1. The temperature control valve for adjusting the trend of an oil way is characterized by comprising a valve body (1), wherein an accommodating cavity (2) longitudinally penetrating through the valve body (1) along the valve body (1) is arranged in the valve body (1), one end of the accommodating cavity (2) is an oil inlet (3), a transverse oil duct (4) communicated with the accommodating cavity (2) is transversely arranged in the valve body (1) along the valve body (1), one end, far away from the accommodating cavity (2), of the transverse oil duct (4) penetrates through the end part of the valve body (1) to be connected with an oil outlet of an external radiator, a longitudinal oil duct (5) communicated with the transverse oil duct (4) is longitudinally arranged in the valve body (1) along the valve body (1), one end, far away from the transverse oil duct (4), of the longitudinal oil duct (5) penetrates through the end part of the valve body (1) to be connected with an external host, a first oil outlet (6) communicated with the accommodating cavity (2) and connected with an oil, the pneumatic device is characterized in that a pneumatic device used for adjusting the trend of an oil way is arranged in the accommodating cavity (2), a second oil outlet (7) is formed in the communication position of the transverse oil duct (4) and the accommodating cavity (2), the second oil outlet (7) is located above the first oil outlet (6) in an inclined mode, one end, far away from the accommodating cavity (2), of the transverse oil duct (4) penetrates through the end portion of the valve body (1) to form an oil return opening (8), the pneumatic device comprises a fixed cover (9), a positioning sleeve (10), a movable shaft (11), a movable sleeve (12), a spring (13) and a guide sleeve (14), the positioning sleeve (10) is fixed in the accommodating cavity (2) and far away from one end of the oil inlet (3), the fixed cover (9) is fixedly connected with the positioning sleeve (10) to form a cavity (15), the upper end of the movable shaft (11) is slidably arranged in the cavity (15), and the lower end of the movable shaft (11) penetrates through the positioning sleeve (10) and is connected with the top of the The guide sleeve (14) is in threaded connection with an oil inlet (3) of the containing cavity (2), one end of the spring (13) abuts against the guide sleeve (14), and the other end of the spring abuts against the bottom of the movable sleeve (12).

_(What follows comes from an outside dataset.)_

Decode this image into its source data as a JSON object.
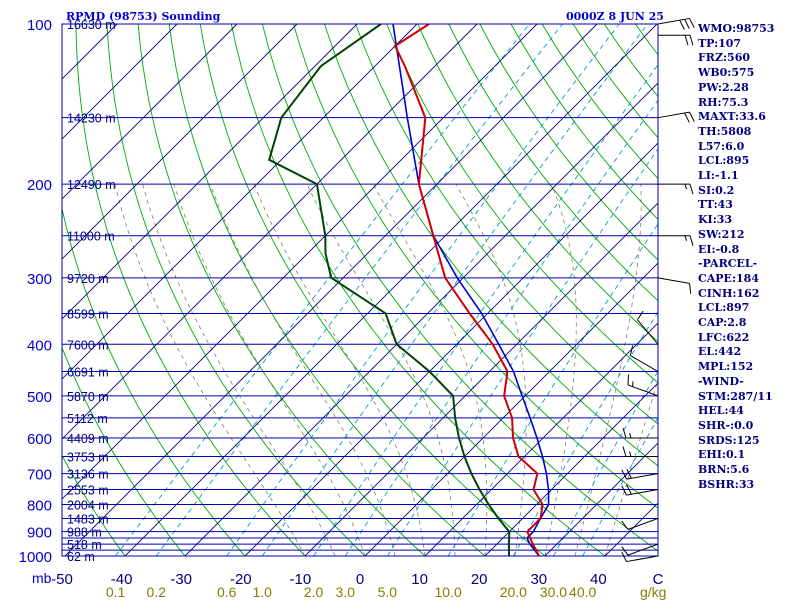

2. The thermostatic valve for adjusting the trend of oil circuit according to claim 1 is characterized in that the top of the movable sleeve (12) is provided with a connecting hole (16) for connecting the movable shaft (11), and the movable shaft (11) is internally provided with a ring groove (17) which is clamped with the connecting hole (16).

3. The thermostatic valve for adjusting the trend of oil circuit as claimed in claim 1, characterized in that a plurality of equally spaced U-shaped holes (18) are formed in the circumferential direction of the movable sleeve (12), the U-shaped holes (18) are communicated with the first oil outlet (6) and the second oil outlet (7) in the natural state of the spring (13), and the U-shaped holes (18) are communicated with the first oil outlet (6) in the extrusion state of the spring (13).

4. The thermostat valve for adjusting the trend of an oil way as claimed in claim 1, wherein an air inlet hole (19) is formed in the top of the fixed cover (9), a round hole (20) for oil to flow through is formed in the bottom of the movable sleeve (12), a through hole (21) penetrating through the guide sleeve (14) is formed in the guide sleeve (14), and the air inlet hole (19), the round hole (20), the through hole (21) and the movable shaft (11) are located on the same axis.

5. Thermostatic valve for adjusting the oil circuit trend according to claim 4, characterized in that the width of the round hole (20) is smaller than the width of the spring (13), and the width of the through hole (21) is equal to the width of the round hole (20).

6. The thermostatic valve for adjusting the oil path trend according to claim 1, characterized in that the upper end of the movable shaft (11) is provided with a force-bearing part (22) which expands along the circumferential direction of the movable shaft (11), and the cross section of the force-bearing part (22) is the same as that of the cavity (15).